Anda di halaman 1dari 12

SEMESTER ANTARA – 2021

FOLKLOR – Agus Heru Setiawan, S.Sn., M.Sn.

Bumbu Kepercayaan Pada “Tingwe”


Oleh : Respati Yudhi Mursito
NIM. 16152103

Kepercayaan rakyat, atau yang sering kali juga disebut “takhyul”, adalah kepercayaan

yang oleh orang berpendidikan Barat dianggap sederhana atau bahkan pandir, tidak

berdasarkan logika, sehingga secara ilmiah tidak dapat dipertanggungjawabkan. Takhyul

menyangkut kepercayaan dan praktek (kebiasaan). Pada umumnya ia diwariskan melalui

media tutur kata.

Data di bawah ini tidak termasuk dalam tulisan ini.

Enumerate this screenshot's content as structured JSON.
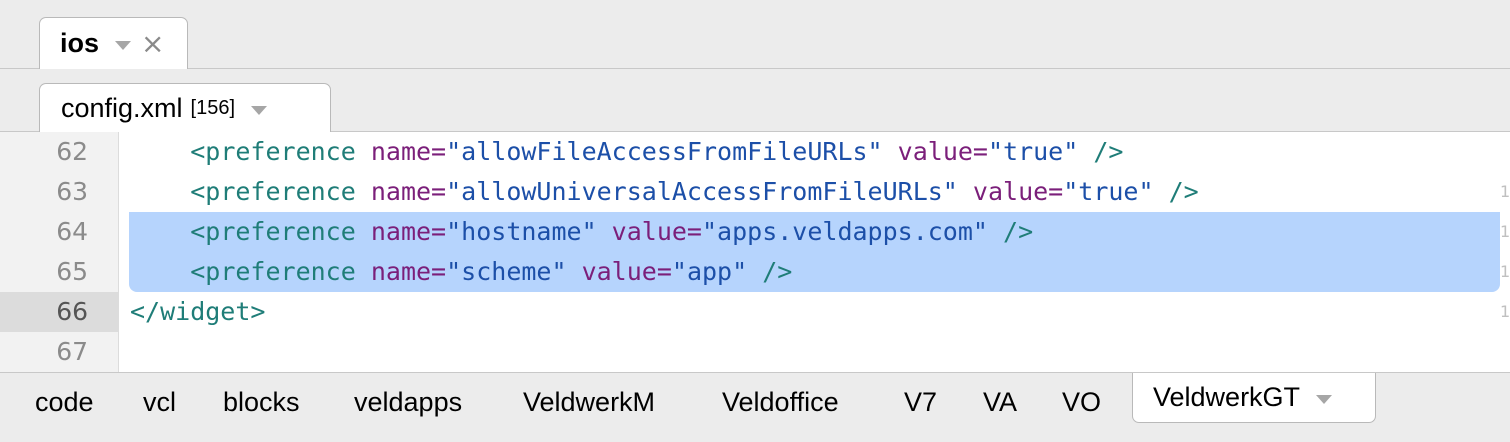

Tutur kata ini dijelaskan dengan syarat-syarat, yang terdiri dari tanda-tanda

(sign) atau sebab-sebab (causes), dan yang diperkirakan akan ada akibatnya (result). Sebagai

contoh misalnya “jika terdengar suara katak (tanda), maka akan turun hujan (akibat)”

(Danandjaja, 1986: 153- 154). Kepercayaan rakyat tersebut juga terdapat pada kebiasaan-

kebiasaan yang dilakukan oleh masyarakat.

Ngelinting atau yang juga biasa disebut Tingwe (ngelinting dewe) yaitu meracik

sendiri batang rokok yang akan dihisap. Bahan yang biasanya digunakan yaitu tembakau,

kertas, dan cengkeh tetapi tidak jarang ada yang menambahkan woor, kemenyan dan saos.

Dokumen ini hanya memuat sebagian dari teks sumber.